MORE: http://web.mit.edu/newsoffice/2005/dog-genome.html

THE FUNGUS AMONG US
We now know more about the fungus among us. Humans have a love-hate relationship with the aspergilli, a group of about 185 different species of fungus: several species are human pathogens, while others are the basis for the production of human food and industrial enzymes. Now, an international team of scientists, including researchers at the Broad Institute of MIT and Harvard, have determined and compared the genome sequences of three aspergilli -- Aspergillus fumigatus, a potentially deadly human pathogen; A. oryzae, used in the production of soy sauce and sake, and A. nidulans, a model genetic organism. Their findings, published in three papers in the Dec. 22 issue of Nature, advance our understanding of the molecular basis of Aspergillus infection, provide insight into the forces driving genome evolution, and identify new genomic functional elements. This work was funded in part by the NIH.

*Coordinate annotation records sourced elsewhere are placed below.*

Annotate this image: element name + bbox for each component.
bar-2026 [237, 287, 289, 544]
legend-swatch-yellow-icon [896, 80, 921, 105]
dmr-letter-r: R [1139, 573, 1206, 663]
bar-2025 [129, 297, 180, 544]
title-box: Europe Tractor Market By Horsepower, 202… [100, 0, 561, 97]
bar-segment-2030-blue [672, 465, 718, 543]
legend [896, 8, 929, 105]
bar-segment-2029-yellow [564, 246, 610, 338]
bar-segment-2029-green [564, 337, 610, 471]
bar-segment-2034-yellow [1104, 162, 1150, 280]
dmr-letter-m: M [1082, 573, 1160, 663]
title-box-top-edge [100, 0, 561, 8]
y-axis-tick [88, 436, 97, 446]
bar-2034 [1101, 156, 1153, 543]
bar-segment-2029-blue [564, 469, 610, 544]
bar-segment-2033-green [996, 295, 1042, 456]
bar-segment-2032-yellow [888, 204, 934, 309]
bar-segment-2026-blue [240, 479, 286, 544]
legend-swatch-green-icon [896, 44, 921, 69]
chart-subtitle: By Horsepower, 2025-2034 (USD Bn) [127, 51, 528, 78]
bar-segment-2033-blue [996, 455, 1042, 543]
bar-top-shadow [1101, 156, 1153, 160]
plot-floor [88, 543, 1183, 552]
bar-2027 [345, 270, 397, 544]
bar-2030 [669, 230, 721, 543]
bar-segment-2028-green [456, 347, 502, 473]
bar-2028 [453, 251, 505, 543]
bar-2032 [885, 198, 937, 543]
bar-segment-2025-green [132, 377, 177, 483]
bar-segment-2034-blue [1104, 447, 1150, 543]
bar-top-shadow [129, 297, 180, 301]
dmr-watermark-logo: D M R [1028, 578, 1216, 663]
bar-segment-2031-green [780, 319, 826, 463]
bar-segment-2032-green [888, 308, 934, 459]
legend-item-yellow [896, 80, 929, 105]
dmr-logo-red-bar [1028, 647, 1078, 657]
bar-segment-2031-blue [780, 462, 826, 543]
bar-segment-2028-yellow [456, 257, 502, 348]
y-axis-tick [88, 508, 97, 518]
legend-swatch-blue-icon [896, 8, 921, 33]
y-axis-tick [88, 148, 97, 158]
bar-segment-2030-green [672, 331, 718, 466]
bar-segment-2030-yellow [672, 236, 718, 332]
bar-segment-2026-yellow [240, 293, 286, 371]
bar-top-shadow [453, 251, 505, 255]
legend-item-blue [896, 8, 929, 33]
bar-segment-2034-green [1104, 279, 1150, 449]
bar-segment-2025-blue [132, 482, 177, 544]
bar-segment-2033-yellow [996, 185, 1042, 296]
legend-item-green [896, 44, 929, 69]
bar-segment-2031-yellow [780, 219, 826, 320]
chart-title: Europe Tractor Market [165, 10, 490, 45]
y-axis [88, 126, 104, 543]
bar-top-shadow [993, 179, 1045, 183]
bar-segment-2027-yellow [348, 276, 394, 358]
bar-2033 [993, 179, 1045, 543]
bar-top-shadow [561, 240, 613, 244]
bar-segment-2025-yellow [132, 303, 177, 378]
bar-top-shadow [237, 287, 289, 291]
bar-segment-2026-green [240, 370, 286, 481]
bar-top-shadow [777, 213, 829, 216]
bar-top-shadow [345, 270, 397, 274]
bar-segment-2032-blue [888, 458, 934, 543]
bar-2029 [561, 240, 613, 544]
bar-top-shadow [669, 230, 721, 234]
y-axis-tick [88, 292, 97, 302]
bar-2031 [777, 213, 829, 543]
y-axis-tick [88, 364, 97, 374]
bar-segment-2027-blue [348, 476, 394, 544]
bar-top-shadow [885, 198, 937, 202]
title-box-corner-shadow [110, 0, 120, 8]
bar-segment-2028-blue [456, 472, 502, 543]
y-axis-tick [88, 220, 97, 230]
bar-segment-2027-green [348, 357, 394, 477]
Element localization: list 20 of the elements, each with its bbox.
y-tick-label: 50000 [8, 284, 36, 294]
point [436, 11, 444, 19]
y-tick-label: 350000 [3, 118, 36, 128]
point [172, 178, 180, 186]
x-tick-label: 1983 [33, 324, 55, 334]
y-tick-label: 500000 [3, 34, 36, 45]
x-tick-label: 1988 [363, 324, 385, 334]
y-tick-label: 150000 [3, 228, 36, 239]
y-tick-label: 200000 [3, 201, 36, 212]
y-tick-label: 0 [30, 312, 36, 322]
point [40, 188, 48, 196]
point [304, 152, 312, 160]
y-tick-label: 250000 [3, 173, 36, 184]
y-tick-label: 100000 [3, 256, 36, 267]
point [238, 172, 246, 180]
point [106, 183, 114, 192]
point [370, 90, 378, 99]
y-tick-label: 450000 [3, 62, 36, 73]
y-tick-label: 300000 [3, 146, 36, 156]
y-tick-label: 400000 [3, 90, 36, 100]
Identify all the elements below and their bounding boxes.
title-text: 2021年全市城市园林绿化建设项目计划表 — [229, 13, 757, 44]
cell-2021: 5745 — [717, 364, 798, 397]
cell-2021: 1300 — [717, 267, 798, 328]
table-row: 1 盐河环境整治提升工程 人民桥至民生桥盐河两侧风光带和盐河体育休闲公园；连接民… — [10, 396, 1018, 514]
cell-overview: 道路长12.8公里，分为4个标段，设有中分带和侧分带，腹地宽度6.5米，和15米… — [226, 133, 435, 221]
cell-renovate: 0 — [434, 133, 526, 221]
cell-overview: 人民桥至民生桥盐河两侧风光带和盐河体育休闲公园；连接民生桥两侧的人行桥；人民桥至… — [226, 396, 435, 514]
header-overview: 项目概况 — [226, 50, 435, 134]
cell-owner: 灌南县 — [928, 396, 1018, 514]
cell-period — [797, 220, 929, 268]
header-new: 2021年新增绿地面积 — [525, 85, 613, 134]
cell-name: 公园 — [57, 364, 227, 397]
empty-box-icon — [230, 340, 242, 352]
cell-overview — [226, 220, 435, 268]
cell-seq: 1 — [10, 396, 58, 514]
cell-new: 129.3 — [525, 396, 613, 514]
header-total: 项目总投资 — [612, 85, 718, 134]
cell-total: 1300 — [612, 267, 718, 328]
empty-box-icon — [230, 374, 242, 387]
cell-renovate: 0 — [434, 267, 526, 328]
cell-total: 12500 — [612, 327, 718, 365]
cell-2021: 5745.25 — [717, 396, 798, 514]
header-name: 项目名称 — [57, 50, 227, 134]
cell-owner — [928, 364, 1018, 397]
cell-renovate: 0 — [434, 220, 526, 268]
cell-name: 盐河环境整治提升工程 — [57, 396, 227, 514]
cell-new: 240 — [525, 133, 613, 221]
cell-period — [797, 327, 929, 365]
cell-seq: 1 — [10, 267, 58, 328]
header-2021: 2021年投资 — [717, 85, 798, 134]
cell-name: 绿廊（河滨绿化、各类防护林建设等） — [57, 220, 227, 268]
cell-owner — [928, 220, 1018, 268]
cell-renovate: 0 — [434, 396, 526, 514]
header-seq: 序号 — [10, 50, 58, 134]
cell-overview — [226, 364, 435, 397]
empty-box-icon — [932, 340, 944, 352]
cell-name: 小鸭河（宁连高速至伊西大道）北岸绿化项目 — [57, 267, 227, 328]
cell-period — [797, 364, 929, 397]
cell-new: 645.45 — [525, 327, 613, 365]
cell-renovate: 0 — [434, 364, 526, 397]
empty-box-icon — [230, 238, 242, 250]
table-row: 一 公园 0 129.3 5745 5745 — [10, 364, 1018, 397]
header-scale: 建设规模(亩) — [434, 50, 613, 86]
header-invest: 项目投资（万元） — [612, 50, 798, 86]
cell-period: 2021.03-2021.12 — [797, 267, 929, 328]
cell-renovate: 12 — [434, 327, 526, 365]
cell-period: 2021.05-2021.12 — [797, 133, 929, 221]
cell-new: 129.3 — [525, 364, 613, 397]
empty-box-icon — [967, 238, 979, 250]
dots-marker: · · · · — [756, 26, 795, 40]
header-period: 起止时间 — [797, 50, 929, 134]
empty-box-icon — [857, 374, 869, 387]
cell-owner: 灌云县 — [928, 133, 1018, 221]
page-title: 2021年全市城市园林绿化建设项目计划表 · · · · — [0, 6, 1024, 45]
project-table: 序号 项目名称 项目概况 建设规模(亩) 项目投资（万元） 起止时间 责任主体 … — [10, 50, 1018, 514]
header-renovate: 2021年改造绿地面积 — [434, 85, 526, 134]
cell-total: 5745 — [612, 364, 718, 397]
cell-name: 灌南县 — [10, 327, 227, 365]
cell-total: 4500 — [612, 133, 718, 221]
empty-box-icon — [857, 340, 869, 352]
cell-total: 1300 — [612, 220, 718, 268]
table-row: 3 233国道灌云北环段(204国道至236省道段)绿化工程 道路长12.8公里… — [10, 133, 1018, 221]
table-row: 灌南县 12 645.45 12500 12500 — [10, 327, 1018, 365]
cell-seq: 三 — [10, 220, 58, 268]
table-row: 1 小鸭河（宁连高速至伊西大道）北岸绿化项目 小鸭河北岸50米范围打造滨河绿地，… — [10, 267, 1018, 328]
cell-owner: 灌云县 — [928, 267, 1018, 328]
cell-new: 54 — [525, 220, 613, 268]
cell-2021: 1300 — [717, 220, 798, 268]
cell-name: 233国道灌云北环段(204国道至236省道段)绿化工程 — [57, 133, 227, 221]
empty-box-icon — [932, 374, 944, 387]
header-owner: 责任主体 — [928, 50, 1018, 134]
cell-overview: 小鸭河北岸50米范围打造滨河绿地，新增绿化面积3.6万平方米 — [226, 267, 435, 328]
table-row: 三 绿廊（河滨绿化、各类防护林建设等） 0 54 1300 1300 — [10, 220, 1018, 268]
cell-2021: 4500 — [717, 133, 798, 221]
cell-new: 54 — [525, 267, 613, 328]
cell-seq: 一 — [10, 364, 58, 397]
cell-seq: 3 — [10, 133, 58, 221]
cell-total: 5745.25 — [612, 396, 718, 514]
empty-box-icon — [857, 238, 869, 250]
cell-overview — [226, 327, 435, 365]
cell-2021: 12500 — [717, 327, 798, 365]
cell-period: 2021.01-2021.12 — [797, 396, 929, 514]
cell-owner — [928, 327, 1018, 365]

MORE: http://web.mit.edu/newsoffice/2005/fungus.html

SHARPER IMAGES
Are you tempted to trade in last year's digital camera for a newer model with even more megapixels? Researchers who make images of the human brain have the same obsession with increasing their pixel count, which increases the sharpness (or "spatial resolution") of their images. And improvements in spatial resolution are happening as fast in brain imaging research as they are in digital camera technology. Professor Nancy Kanwisher, Rebecca Frye Schwarzlose and Christopher Baker at MIT's McGovern Institute for Brain Research are now using their higher-resolution scans to produce much more detailed images of the brain than were possible just a couple years ago. Just as "hi-def" TV shows clearer views of a football game, these finely grained images are providing new answers to some very old questions in brain research. The research was supported by the NIH, the National Center for Research Resources, the Mind Institute, and the NSF.